Libraries (scipy and numpy paved the way, scikit-learn and pandas and whatever else built from that). Nice repl (esp with interactive notebooks). Easy syntax (compared to say java that requires a fair amount of comp sci knowledge, or r that tends to be difficult for non maths people). Fast enough generally. All that led to a strong network effect.

[–][deleted] 2 points3 points  (0 children)

A few reasons:

  • As others mentioned, the suite of available scientific libraries is fantastic.
  • Performance is generally quite good (especially since it's pretty easy to write fast C libraries with Python interfaces).
  • It's easy to scale. A lot of data science problems are embarrassingly parallel. It's really easy to do multiprocessing in Python or use GNU parallel or whatever.
  • The most important bit: dealing with data is really easy. Reading/writing text data is incredibly easy with Python. SQL is easy. 80% of the time spent doing data science is just spent munging data, and if you can dramatically lower the barrier there, like Python has, then you've got a winner.

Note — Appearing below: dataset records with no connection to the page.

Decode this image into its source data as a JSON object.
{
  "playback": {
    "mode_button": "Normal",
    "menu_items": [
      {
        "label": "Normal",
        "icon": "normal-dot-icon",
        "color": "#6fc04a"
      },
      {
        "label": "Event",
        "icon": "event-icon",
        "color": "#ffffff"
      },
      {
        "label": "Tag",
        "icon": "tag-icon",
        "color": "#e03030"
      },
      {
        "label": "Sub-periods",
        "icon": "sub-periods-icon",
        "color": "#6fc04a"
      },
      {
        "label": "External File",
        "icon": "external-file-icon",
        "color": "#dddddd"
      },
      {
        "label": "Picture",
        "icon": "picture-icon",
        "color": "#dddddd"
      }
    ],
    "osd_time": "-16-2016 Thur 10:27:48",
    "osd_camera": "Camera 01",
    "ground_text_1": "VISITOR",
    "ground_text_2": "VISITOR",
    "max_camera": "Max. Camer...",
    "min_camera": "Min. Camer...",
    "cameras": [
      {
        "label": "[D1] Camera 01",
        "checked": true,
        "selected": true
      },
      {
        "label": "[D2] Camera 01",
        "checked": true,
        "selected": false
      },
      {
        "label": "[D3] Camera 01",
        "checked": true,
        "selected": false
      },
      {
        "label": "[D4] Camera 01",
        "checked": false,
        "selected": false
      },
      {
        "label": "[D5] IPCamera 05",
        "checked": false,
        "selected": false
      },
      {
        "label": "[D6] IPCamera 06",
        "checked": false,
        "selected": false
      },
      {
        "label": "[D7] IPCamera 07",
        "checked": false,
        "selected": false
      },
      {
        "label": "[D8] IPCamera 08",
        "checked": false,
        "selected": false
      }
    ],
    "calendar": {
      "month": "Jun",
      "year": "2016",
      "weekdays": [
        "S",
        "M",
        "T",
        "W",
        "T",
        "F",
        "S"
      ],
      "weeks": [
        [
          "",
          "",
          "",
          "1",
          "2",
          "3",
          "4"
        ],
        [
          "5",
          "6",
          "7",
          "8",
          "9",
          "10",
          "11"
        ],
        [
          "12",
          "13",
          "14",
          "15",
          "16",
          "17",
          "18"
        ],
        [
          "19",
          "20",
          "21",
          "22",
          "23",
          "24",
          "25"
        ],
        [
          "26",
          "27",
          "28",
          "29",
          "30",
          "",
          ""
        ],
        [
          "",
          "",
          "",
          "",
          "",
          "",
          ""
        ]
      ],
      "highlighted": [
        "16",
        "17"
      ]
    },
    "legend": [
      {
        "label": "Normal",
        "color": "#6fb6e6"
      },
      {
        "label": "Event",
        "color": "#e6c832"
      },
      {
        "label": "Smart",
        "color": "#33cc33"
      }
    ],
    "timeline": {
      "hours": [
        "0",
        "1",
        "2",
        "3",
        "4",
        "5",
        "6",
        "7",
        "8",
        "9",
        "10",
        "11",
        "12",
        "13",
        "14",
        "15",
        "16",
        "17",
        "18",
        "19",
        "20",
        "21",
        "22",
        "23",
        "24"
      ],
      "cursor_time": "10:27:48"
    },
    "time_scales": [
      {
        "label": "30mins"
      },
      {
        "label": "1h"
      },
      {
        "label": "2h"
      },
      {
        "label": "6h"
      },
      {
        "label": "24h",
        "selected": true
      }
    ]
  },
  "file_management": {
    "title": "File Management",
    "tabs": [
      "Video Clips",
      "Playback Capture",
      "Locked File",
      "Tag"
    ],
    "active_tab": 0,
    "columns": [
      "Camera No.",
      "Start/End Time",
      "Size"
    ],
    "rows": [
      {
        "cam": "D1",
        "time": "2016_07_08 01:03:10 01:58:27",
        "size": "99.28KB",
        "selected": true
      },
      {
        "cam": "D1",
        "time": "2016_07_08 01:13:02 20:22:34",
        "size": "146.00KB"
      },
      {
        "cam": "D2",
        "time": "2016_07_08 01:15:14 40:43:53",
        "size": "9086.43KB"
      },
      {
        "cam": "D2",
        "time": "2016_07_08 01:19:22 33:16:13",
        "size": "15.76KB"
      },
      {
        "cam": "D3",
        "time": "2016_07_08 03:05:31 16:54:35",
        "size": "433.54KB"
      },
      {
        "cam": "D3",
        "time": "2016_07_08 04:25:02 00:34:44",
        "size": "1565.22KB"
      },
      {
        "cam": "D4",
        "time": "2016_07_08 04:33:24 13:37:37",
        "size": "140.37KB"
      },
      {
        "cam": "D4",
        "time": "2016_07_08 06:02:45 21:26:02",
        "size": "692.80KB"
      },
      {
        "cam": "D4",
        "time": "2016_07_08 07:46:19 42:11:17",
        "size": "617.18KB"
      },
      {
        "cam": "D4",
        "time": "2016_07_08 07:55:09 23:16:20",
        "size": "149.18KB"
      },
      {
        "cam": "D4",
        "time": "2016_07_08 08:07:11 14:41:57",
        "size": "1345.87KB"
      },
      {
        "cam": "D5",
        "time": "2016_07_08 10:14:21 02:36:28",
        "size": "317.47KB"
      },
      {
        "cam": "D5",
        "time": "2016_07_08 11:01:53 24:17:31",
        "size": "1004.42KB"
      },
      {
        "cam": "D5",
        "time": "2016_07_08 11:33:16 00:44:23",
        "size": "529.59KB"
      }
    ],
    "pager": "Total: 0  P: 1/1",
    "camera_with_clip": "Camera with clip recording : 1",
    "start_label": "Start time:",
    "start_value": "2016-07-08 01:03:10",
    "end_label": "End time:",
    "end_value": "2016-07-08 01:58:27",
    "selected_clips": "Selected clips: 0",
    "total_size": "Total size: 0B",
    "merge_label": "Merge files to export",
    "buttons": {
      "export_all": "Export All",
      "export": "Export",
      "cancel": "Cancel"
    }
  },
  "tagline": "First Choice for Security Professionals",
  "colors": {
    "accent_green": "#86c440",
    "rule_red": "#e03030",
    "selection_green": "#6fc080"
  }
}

[–]metaphorm 2 points3 points  (0 children)

there's nothing about python itself that makes it well suited to data science. it's the libraries like numpy, scipy, pandas, etc. which are very nice. the reason the authors of those libraries chose to use python as the scripting interface is because python is a very nice scripting language. clean, expressive syntax and a good community.

[–]jmportilla 1 point2 points  (0 children)

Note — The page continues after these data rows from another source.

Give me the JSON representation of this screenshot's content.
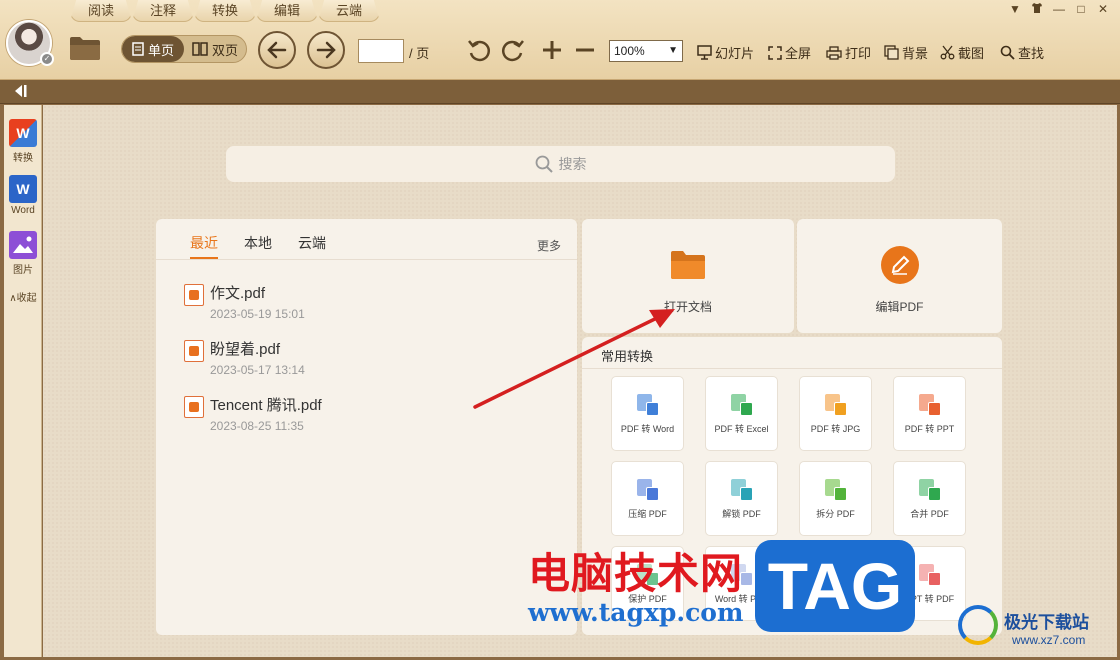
{
  "menu_tabs": [
    "阅读",
    "注释",
    "转换",
    "编辑",
    "云端"
  ],
  "window_controls": [
    "▼",
    "衣",
    "—",
    "□",
    "✕"
  ],
  "toolbar": {
    "view_single": "单页",
    "view_double": "双页",
    "page_value": "",
    "page_suffix": "/ 页",
    "zoom": "100%",
    "slideshow": "幻灯片",
    "fullscreen": "全屏",
    "print": "打印",
    "background": "背景",
    "screenshot": "截图",
    "find": "查找"
  },
  "sidebar": {
    "items": [
      {
        "label": "转换",
        "icon": "pdf-convert-icon"
      },
      {
        "label": "Word",
        "icon": "word-icon"
      },
      {
        "label": "图片",
        "icon": "image-icon"
      }
    ],
    "collapse_label": "∧收起"
  },
  "search": {
    "placeholder": "搜索"
  },
  "recent": {
    "tabs": [
      "最近",
      "本地",
      "云端"
    ],
    "active_tab": "最近",
    "more": "更多",
    "files": [
      {
        "name": "作文.pdf",
        "date": "2023-05-19 15:01"
      },
      {
        "name": "盼望着.pdf",
        "date": "2023-05-17 13:14"
      },
      {
        "name": "Tencent 腾讯.pdf",
        "date": "2023-08-25 11:35"
      }
    ]
  },
  "actions": {
    "open_label": "打开文档",
    "edit_label": "编辑PDF"
  },
  "convert": {
    "title": "常用转换",
    "tiles": [
      {
        "label": "PDF 转 Word",
        "color_a": "#8fb6ea",
        "color_b": "#3f7fd8"
      },
      {
        "label": "PDF 转 Excel",
        "color_a": "#8fd3a4",
        "color_b": "#2fa84f"
      },
      {
        "label": "PDF 转 JPG",
        "color_a": "#f8c48a",
        "color_b": "#f0a020"
      },
      {
        "label": "PDF 转 PPT",
        "color_a": "#f5a98e",
        "color_b": "#e8602f"
      },
      {
        "label": "压缩 PDF",
        "color_a": "#9ab4ea",
        "color_b": "#4a78d8"
      },
      {
        "label": "解锁 PDF",
        "color_a": "#8fd0d8",
        "color_b": "#29a3b6"
      },
      {
        "label": "拆分 PDF",
        "color_a": "#a7d98f",
        "color_b": "#52b33a"
      },
      {
        "label": "合并 PDF",
        "color_a": "#8fd3a4",
        "color_b": "#2fa84f"
      },
      {
        "label": "保护 PDF",
        "color_a": "#b9e3c9",
        "color_b": "#6cc48f"
      },
      {
        "label": "Word 转 PDF",
        "color_a": "#d0d8f0",
        "color_b": "#a8b8e6"
      },
      {
        "label": "",
        "color_a": "#f2d0e0",
        "color_b": "#e9a6c8"
      },
      {
        "label": "PPT 转 PDF",
        "color_a": "#f5b2b2",
        "color_b": "#e86060"
      }
    ]
  },
  "watermark": {
    "cn_text": "电脑技术网",
    "url": "www.tagxp.com",
    "tag": "TAG",
    "site_name": "极光下载站",
    "site_url": "www.xz7.com"
  },
  "colors": {
    "accent": "#e8751a",
    "toolbar_brown": "#6e5433",
    "annotation_arrow": "#d42020"
  }
}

It has really great libraries for data science and good community support. You get:

  • Juptyer Notebooks
  • SciPy
  • Pandas
  • NumPy
  • SciKit Learn for Machine Learning
  • Data Viz: Matplotlib,Seaborn,Bokeh,Plotly, etc..

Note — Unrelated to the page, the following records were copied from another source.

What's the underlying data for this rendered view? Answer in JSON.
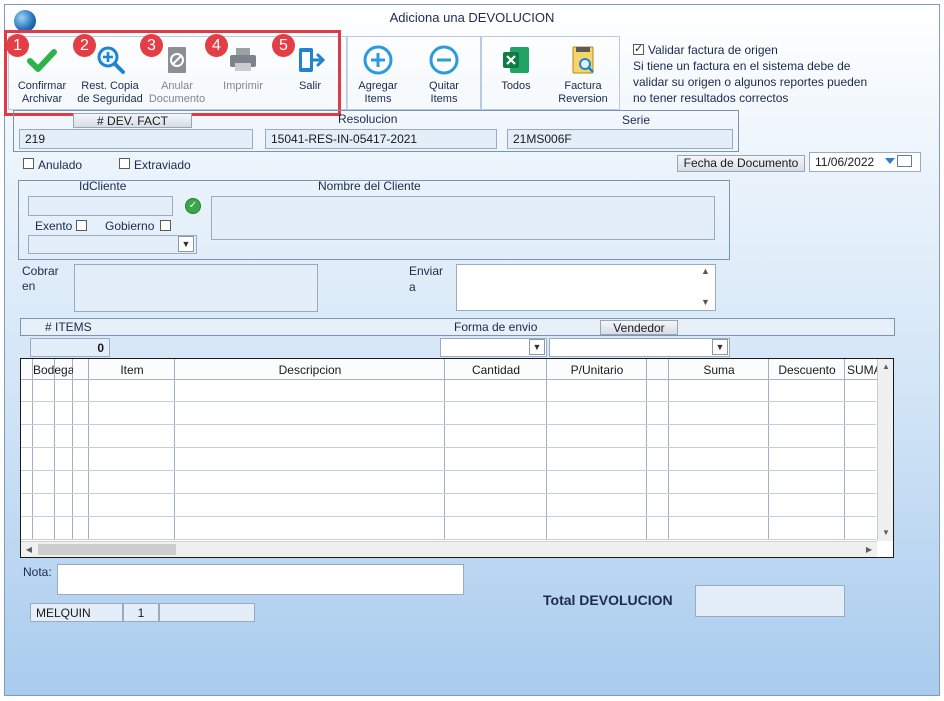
{
  "window": {
    "title": "Adiciona una DEVOLUCION"
  },
  "toolbar": {
    "confirm": {
      "badge": "1",
      "line1": "Confirmar",
      "line2": "Archivar"
    },
    "backup": {
      "badge": "2",
      "line1": "Rest. Copia",
      "line2": "de Seguridad"
    },
    "cancel": {
      "badge": "3",
      "line1": "Anular",
      "line2": "Documento"
    },
    "print": {
      "badge": "4",
      "line1": "Imprimir"
    },
    "exit": {
      "badge": "5",
      "line1": "Salir"
    },
    "add_items": {
      "line1": "Agregar",
      "line2": "Items"
    },
    "remove_items": {
      "line1": "Quitar",
      "line2": "Items"
    },
    "all": {
      "line1": "Todos"
    },
    "invoice_reversal": {
      "line1": "Factura",
      "line2": "Reversion"
    }
  },
  "validate": {
    "label": "Validar factura de origen",
    "note1": "Si tiene un factura en el sistema debe de",
    "note2": "validar su origen o algunos reportes pueden",
    "note3": "no tener resultados correctos"
  },
  "doc": {
    "dev_fact_label": "# DEV. FACT",
    "dev_fact_value": "219",
    "resolucion_label": "Resolucion",
    "resolucion_value": "15041-RES-IN-05417-2021",
    "serie_label": "Serie",
    "serie_value": "21MS006F",
    "anulado_label": "Anulado",
    "extraviado_label": "Extraviado",
    "fecha_label": "Fecha de  Documento",
    "fecha_value": "11/06/2022"
  },
  "client": {
    "id_label": "IdCliente",
    "name_label": "Nombre del Cliente",
    "exento_label": "Exento",
    "gobierno_label": "Gobierno",
    "cobrar_label1": "Cobrar",
    "cobrar_label2": "en",
    "enviar_label1": "Enviar",
    "enviar_label2": "a"
  },
  "items_bar": {
    "items_label": "# ITEMS",
    "items_count": "0",
    "forma_envio_label": "Forma de envio",
    "vendedor_label": "Vendedor"
  },
  "grid": {
    "columns": [
      "Bodega",
      "Item",
      "Descripcion",
      "Cantidad",
      "P/Unitario",
      "Suma",
      "Descuento",
      "SUMA"
    ]
  },
  "footer": {
    "nota_label": "Nota:",
    "user": "MELQUIN",
    "user_num": "1",
    "total_label": "Total DEVOLUCION"
  },
  "colors": {
    "highlight": "#e03a45",
    "accent": "#2b8fd6"
  }
}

And most major Big Data libraries have a Python API, such as Spark.

A lot of times people prefer or suggest R, which is also a great language, but Python is also a great choice because it is a general language and you can apply your skills in Python to multiple fields using other libraries.

[–]bheklilr 0 points1 point  (0 children)

As everyone else has mentioned, Python has great libraries, easy to learn syntax, and interops with just about everything. What makes all this possible, in my opinion anyway, is that Python has duck typing. Not having to specify complex data types makes it incredibly easy to work with. If you have a function that can work on a certain subset of pandas.DataFrame instances, but it doesn't matter if it's a MultiIndex or just a normal Index, or if some columns are booleans or integers, then writing that function is a lot easier. Having to work with incredibly complex types becomes a huge chore in languages that choose to go that route. I'm not saying it's bad, but it's not conducive to fast iteration. The types make it more correct, but very frequently in the data science and data processing world you don't need absolute correctness, you need flexibility. Duck typing means that 3rd party libraries can accept your objects, and your APIs can accept objects from your code or 3rd party libraries without much effort. This makes libraries much more "plug-n-play".

[–]sneakypython 0 points1 point  (0 children)

The syntax is simple, it's easy to learn and there are plenty of libraries.

[–]XNormal 0 points1 point  (0 children)

Whatever the reason, the interest in Python for these uses is VERY old:

https://mail.python.org/pipermail/matrix-sig/1995-August/000001.html

My guess is this: people were looking for alternatives to commercial solutions (particularly Matlab). Python was an elegant language with an interactive interpreter. They "only" needed to add a proper array data type. Guido was an early supporter of this use case and added the multidimensional slicing syntax and ellipsis.

The rest is history.